Geheimplan von Williams

Sieg dank Top-Speed-Vorteil?

Valtteri Bottas - GP Russland 2014 Foto: xpb 71 Bilder

Valtteri Bottas hat die Mercedes-Piloten schon im Training erschreckt. Auch der Longrun am Freitag lag im Bereich der Silberpfeile. Dazu hat Bottas noch den mit Abstand höchsten Top-Speed. Williams ging bei der Abstimmung der Autos einen völlig anderen Weg als die Konkurrenz.

Mercedes traute im letzten Versuch der Qualifikation seinen Augen kaum. Nach zwei Sektoren lagen weder Lewis Hamilton, noch Nico Rosberg in Führung. Valtteri Bottas war auf dem Weg zu einer Sensation. Der Finne verlor sie auf den letzten 30 Sekunden der Runde.

"Ich hatte schon eingangs des Sektors ein bisschen Zeit liegenlassen. In der letzten Kurve habe ich dann alles weggeworfen." Bottas driftete völlig quer in die Zielgerade hinein. Hamilton merkte an: "Eine kritische Passage. Die Hinterreifen sind schon heiß, und du weißt nie genau, wie viel Speed du in diese Kurven mit hineinnehmen kannst."

Bottas glaubt nicht, dass es bei einer optimalen Runde für die Pole Position gereicht hätte. "Platz zwei vor Rosberg wäre aber möglich gewesen. Vor meinem Fehler in der Zielkurve lag ich zwei Zehntel unter meiner persönlichen Bestzeit." Am Ende war es dem Finnen lieber, nur Dritter geworden zu sein: "So starte ich von der sauberen Spur."

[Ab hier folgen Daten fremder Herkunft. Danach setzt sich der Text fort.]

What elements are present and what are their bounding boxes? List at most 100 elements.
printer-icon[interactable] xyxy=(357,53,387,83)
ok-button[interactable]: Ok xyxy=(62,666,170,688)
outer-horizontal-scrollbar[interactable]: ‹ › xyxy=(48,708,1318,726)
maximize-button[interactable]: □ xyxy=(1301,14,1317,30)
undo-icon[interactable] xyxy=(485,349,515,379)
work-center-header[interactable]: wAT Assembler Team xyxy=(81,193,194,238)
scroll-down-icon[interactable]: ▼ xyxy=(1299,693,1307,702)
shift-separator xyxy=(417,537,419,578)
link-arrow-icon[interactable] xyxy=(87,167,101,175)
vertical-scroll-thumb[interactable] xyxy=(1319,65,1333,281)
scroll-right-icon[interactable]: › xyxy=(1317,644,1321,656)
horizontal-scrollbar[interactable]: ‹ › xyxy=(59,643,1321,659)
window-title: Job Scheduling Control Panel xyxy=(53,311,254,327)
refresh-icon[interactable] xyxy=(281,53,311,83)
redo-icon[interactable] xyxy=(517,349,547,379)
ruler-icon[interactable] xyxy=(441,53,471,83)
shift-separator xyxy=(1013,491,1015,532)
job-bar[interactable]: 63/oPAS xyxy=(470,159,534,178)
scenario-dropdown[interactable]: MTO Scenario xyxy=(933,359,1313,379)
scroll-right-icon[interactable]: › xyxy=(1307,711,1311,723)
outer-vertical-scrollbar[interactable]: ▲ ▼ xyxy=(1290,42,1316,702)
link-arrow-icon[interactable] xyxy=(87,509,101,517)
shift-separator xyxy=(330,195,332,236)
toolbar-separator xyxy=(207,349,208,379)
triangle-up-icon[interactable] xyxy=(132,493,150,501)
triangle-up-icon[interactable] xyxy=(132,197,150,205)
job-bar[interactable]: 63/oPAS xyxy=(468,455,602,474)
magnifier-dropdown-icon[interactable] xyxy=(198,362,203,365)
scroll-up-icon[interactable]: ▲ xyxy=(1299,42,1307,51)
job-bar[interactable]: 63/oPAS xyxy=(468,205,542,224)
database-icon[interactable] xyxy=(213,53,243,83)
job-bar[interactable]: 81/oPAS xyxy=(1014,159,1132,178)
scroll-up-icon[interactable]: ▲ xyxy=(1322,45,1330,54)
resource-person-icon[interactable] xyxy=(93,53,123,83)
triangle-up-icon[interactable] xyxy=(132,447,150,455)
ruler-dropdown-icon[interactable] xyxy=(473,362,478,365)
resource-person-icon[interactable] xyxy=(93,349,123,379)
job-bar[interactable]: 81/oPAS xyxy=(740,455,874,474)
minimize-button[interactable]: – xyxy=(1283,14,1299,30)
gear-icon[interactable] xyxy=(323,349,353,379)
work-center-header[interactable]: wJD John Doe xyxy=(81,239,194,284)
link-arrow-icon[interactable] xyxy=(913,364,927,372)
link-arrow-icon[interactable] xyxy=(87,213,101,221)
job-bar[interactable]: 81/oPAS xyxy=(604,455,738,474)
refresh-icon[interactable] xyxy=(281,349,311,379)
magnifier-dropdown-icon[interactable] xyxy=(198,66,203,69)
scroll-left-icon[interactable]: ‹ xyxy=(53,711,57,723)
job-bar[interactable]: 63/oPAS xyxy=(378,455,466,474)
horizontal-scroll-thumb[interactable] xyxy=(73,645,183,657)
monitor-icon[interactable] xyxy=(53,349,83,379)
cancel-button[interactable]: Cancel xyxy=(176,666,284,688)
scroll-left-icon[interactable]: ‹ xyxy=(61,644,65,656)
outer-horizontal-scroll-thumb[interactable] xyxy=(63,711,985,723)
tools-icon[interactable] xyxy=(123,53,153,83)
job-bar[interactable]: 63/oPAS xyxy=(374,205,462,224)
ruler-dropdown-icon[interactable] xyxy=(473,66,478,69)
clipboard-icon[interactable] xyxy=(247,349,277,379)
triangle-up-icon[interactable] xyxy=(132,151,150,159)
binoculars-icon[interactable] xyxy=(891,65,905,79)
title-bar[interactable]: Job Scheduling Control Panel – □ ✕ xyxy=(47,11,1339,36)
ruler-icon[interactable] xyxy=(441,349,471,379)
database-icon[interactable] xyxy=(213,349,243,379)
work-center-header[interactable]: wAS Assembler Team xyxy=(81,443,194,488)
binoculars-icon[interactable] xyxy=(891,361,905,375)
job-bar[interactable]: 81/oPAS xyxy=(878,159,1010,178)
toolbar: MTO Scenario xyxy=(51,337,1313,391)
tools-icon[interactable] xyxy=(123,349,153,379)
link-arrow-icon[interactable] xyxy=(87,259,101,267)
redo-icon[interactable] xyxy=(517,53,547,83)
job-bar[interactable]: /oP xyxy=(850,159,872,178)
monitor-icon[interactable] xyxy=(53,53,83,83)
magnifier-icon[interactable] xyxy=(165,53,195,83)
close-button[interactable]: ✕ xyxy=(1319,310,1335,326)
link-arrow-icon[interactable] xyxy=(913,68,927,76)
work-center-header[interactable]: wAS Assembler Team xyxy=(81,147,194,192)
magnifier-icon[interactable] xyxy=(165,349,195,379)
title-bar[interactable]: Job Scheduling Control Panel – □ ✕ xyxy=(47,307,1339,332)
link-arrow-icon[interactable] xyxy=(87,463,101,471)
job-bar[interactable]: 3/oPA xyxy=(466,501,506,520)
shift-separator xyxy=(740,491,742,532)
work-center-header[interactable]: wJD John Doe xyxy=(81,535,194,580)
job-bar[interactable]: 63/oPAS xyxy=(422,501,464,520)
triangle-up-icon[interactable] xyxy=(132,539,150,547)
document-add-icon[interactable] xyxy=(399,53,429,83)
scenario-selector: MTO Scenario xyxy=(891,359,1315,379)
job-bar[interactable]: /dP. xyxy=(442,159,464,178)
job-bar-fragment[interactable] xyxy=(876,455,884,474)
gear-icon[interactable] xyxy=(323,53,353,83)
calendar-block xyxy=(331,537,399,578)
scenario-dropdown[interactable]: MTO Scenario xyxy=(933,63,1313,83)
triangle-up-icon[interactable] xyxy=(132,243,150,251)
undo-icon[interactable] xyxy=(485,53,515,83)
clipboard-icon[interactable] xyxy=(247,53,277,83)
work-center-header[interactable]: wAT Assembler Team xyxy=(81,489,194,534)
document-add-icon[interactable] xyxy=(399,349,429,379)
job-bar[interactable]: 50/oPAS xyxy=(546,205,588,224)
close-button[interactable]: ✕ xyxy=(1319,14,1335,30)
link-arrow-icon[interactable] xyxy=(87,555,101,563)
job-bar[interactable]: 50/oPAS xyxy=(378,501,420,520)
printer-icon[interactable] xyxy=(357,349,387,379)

Williams um fünf km/h schneller

Das größte Faustpfand von Bottas ist der Top-Speed des Williams. Es ist keine Überraschung, dass die weißen Autos mit den Martini-Streifen auf der Geraden die schnellsten sind. Überraschend ist diesmal aber der Vorsprung. Bottas war mit 337 km/h fast fünf km/h schneller als die beiden Mercedes. Und das lag nicht nur daran, dass der Williams FW35 das effizienteste Auto im Feld ist. Die Ingenieure wählten bewusst eine Abstimmung mit etwas weniger Abtrieb. Als einzige im Feld.

Chefingenieur Rob Smedley erklärt den Coup: "Als wir gesehen haben, dass die Reifen ewig halten, war klar, dass im Rennen über die Strategie wenig zu machen ist. Deshalb haben wir den Fokus auf einen guten Top-Speed gelegt, um überholen zu können. Und um in den Kurven nicht zu viel Zeit zu verlieren, haben wir ein Setup ausgetüftelt, das die Reifen mechanisch stärker belastet." Felipe Massa wird es ihm danken. Er startet wegen Problemen mit dem Benzindruck nur von Platz 18.

Lauda sorgt sich um die Reifen

Niki Lauda glaubt zwar nicht, dass die Williams seinen beiden Fahrern gefährlich werden können, aber er warnt dennoch, einen Doppelsieg als selbstverständlich hinzunehmen. "Wir können wegen des glatten Asphalts das Potenzial unseres Autos nicht voll ausspielen. Es fällt uns schwer, die Reifen in ihr Arbeitsfenster zu bekommen. Die Seitenwände arbeiten zu wenig. Deshalb erwärmt sich der Reifen nicht genug von innen. Die Gefahr ist, dass dann die Oberfläche überhitzt." Das würde Blasenbildung bedeuten.

Rob Smedley sieht Parallelen zum GP Österreich. "Die Strecken sind sehr ähnlich. Deshalb auch das Ergebnis. Der Grund, warum wir damals in der ersten Reihe gestanden sind, lag darin, dass die Mercedes am Q3 praktisch nicht teilgenommen haben. Diesmal schon. Deshalb haben wir sie jetzt vor der Nase."